According to a team of Australian health experts, heat is the most dominant risk posed by climate change in the country. If the world’s emissions remain the same, by 2080 Australian cities could see at least four times the number of deaths from increasing temperatures alone.
“Climate change is a killer, but we don’t acknowledge it on death certificates,” says physician Arnagretta Hunter from the Australian National University.
That’s a potentially serious oversight. In a newly-published correspondence, Hunter and four other public health experts estimate Australia’s mortality records have substantially underreported heat-related deaths – at least 50-fold.
While death certificates in Australia do actually have a section for pre-existing conditions and other factors, external climate conditions are rarely taken into account.
Between 2006 and 2017, the analysis found less than 0.1 percent of 1.7 million deaths were attributed directly or indirectly to excessive natural heat. But this new analysis suggests the nation’s heat-related mortality is around 2 percent.
“We know the summer bushfires were a consequence of extraordinary heat and drought and people who died during the bushfires were not just those fighting fires – many Australians had early deaths due to smoke exposure,” says Hunter.
“If you have an asthma attack and die during heavy smoke exposure from bushfires, the death certificate should include that information,” she adds.
Without those data, we’ll never truly know the scale of what we are dealing with. But while it’s possible to diagnose someone with a heart attack or cancer, it’s much harder to draw links between climate events and human mortality.
The authors of the correspondence compare it to a lightning strike, which might cause a branch to fall on a person and kill them. The thing is, the resulting death certificate might not make any reference to the lightning at all, only the branch.
“Climate change is a concern to many people. But if the effect of extreme temperatures is not recorded, its full impact can never be understood,” the authors argue.
“Death certification needs to be modernised, indirect causes should be reported, with all death certification prompting for external factors contributing to death, and these death data must be coupled with large-scale environmental datasets so that impact assessments can be done.”
Such action, they say, is imperative. Not only for Australia but many other countries in the world. The United Kingdom has documented some problems with accurately filling out death certificates, and cities in several parts of the world are on track for similar heat-related mortality rates as Australia.
But there are some places that will need to do more than just update their current system. In the tropics, there’s little valid mortality data on the more than 2 billion people who live in this heat-vulnerable region. And that makes predicting what will happen to these communities in the future much trickier.

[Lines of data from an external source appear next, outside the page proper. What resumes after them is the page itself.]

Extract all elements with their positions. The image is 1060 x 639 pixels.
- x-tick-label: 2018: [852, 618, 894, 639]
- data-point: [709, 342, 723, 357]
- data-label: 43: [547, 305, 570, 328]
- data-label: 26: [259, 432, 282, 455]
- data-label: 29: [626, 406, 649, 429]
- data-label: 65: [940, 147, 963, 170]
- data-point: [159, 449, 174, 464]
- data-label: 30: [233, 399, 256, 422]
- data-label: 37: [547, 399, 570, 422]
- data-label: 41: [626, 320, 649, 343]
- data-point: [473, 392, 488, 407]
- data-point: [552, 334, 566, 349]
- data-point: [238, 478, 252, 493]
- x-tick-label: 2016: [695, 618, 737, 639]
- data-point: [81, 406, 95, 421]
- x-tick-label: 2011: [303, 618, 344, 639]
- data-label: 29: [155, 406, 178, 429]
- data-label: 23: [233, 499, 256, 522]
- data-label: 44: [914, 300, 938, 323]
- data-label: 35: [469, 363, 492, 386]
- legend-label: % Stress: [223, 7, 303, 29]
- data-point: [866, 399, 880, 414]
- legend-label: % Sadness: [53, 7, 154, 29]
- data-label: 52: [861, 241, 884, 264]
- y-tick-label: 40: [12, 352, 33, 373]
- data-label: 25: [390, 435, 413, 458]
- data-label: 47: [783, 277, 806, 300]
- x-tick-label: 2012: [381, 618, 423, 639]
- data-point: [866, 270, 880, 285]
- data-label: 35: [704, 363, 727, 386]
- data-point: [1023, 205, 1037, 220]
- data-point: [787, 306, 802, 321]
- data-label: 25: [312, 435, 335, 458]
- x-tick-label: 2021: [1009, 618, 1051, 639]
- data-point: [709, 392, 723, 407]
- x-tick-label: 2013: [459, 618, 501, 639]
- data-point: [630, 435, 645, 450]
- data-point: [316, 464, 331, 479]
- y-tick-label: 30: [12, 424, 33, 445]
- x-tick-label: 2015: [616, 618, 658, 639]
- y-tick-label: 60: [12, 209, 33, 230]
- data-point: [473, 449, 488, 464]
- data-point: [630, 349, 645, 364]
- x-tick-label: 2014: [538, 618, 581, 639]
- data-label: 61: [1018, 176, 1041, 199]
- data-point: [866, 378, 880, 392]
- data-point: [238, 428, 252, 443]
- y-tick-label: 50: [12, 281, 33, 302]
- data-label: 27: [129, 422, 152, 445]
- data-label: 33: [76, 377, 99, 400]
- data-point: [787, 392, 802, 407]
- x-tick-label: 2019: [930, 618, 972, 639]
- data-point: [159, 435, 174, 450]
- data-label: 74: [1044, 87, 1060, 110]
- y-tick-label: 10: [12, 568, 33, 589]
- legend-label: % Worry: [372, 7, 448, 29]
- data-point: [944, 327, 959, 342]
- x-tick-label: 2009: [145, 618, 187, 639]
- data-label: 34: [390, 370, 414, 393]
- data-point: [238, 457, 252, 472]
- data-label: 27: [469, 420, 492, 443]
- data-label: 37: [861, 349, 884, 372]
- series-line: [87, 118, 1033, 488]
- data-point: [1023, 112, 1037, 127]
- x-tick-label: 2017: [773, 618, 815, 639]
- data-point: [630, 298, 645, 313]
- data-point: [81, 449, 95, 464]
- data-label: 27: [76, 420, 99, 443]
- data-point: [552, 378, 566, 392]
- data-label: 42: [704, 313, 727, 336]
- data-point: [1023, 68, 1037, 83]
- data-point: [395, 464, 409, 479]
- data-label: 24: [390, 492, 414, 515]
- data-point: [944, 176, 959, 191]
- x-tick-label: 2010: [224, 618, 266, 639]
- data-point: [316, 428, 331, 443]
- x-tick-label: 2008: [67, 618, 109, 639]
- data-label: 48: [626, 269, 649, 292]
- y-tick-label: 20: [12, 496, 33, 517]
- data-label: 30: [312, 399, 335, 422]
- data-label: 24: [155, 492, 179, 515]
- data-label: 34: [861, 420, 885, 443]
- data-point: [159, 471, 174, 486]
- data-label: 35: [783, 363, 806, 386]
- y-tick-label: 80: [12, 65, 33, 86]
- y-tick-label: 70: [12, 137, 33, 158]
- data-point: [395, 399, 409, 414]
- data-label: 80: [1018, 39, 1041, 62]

“Climate change is the single greatest health threat that we face globally even after we recover from coronavirus,” says Hunter.
“We are successfully tracking deaths from coronavirus, but we also need healthcare workers and systems to acknowledge the relationship between our health and our environment.”
In an unpredictable world, if we want to know where we’re going, we have to know where we’ve been. Figuring out how many of us have already died from climate change will be key to that process. We can’t ignore it any longer.
The correspondence was published in The Lancet Planetary Health.